3 of 104 comments (clear)

  1. Bad Summary by Anonymous Coward · · Score: 5, Informative

    The Ensemble beat BellKor by 0.01%... by their own reporting. According to Netflix, it was a tie. In the case of a tie, the first posted results wins.

    1. Re:Bad Summary by tangent3 · · Score: 5, Informative

      The Ensemble beat BellKor by 0.01% on the quiz set. Basically there are 2.8 million records in the qualifying set that the teams must predict the grades of. Half of the records (which half is known only to Netflix) form the quiz set, the other half form the test set. Teams submit their prediction a limit of once a day to get a result from the quiz set, but the final decision of who won is made on the result of the test set.

      So even though Ensemble beat BellKor on the quiz set, the test set results came back dead even.

  2. Re:The Objective by crunchyeyeball · · Score: 5, Informative

    Basically, you were asked to predict how a number of users would rate a number of movies, based on their previous ratings of other movies.

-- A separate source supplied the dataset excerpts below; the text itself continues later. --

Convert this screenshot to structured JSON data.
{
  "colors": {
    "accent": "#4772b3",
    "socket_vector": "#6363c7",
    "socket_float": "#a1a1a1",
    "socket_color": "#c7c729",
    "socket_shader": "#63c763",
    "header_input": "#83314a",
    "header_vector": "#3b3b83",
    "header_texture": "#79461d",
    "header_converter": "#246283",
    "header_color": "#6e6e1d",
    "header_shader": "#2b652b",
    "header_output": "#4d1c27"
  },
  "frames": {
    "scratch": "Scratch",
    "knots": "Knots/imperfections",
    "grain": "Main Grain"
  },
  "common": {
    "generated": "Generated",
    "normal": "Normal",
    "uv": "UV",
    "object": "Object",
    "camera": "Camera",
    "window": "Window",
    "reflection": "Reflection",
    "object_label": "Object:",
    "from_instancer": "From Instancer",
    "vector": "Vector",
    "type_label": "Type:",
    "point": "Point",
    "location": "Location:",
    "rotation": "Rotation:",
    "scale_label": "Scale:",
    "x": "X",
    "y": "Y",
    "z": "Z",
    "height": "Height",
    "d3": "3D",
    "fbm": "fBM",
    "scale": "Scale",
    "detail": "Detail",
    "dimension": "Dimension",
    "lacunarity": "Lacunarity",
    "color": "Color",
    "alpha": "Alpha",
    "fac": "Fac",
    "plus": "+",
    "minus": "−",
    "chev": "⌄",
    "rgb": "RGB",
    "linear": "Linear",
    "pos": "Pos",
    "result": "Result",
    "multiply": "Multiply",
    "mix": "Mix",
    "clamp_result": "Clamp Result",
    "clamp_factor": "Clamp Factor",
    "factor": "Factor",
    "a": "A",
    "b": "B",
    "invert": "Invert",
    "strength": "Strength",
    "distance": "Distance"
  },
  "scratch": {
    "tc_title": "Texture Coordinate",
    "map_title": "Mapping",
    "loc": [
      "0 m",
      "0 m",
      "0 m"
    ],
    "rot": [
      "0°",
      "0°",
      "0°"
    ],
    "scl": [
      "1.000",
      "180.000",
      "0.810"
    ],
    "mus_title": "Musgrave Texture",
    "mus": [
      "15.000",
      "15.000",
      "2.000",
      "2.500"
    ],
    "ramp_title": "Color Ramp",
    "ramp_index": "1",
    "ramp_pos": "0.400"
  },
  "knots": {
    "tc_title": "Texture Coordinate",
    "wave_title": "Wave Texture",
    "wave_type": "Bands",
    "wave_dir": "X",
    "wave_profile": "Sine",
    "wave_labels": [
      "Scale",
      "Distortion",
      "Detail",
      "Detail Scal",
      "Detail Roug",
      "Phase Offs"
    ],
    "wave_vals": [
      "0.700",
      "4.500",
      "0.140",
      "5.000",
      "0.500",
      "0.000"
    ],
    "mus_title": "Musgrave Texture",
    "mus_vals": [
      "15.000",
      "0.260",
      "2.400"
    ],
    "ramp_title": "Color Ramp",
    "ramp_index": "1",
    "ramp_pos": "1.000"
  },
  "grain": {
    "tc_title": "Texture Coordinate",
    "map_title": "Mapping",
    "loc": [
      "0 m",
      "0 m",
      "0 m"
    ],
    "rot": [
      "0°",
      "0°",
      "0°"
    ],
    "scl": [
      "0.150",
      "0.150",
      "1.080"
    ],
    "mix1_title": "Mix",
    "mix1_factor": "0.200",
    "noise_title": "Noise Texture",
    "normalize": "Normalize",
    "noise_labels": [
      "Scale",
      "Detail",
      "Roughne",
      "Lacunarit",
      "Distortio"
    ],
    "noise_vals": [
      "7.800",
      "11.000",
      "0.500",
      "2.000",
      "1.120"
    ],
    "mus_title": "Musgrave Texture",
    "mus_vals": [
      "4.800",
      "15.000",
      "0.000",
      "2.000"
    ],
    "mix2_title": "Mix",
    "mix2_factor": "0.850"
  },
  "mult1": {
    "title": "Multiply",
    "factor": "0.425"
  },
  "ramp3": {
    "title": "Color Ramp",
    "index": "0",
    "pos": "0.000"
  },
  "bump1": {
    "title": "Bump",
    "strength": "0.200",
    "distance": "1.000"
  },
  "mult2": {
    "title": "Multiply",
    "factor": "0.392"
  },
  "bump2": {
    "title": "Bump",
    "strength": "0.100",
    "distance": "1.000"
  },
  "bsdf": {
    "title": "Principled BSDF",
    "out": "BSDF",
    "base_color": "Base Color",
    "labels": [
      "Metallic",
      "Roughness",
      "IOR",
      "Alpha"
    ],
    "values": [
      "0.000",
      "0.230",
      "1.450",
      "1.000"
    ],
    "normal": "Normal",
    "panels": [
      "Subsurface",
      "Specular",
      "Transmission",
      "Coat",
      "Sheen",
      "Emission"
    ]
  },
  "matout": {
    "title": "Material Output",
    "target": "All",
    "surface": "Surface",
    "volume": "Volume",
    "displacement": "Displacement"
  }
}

    You were supplied with 100 million previous ratings (UserID, MovieID, Rating, DateOfRating), with the rating being a number beween 1 and 5 (5=best), and asked to make predictions for a seperate ("hidden") set comprising roughly 10% of the original data. You could then post a set of predictions to their website which would be automatically scored, and you'd receive a RMSE (Root Mean Squared Error) by email.

    To avoid the possibility of tuning your predictions based on the RMSE, you could only post one submission per day, and the final competition-winning results would be scored against a seperate hidden set, independent of the daily scoring set.

    It really was a fantastic competition, and anyone with a little coding knowledge (or SQL knowledge) could have a decent go at it. Personally, I scored an RMSE of 0.8969, or a 5.73% improvement over Netflix's benchmark Cinematch algorithm, having learnt a huge amount based on the published papers and forum postings of others in the contest, and my own incoherent theories.

    In a way, everyone wins. Netflix gets a truly world-class prediction system based on the work of tens of thousands of researchers around the world hammering away for years at a time. Machine learning research moves a big step forward. BellKor et al get a big juicy cheque, and enthusiastic amateurs like myself get access to a huge amount of real-world research and data.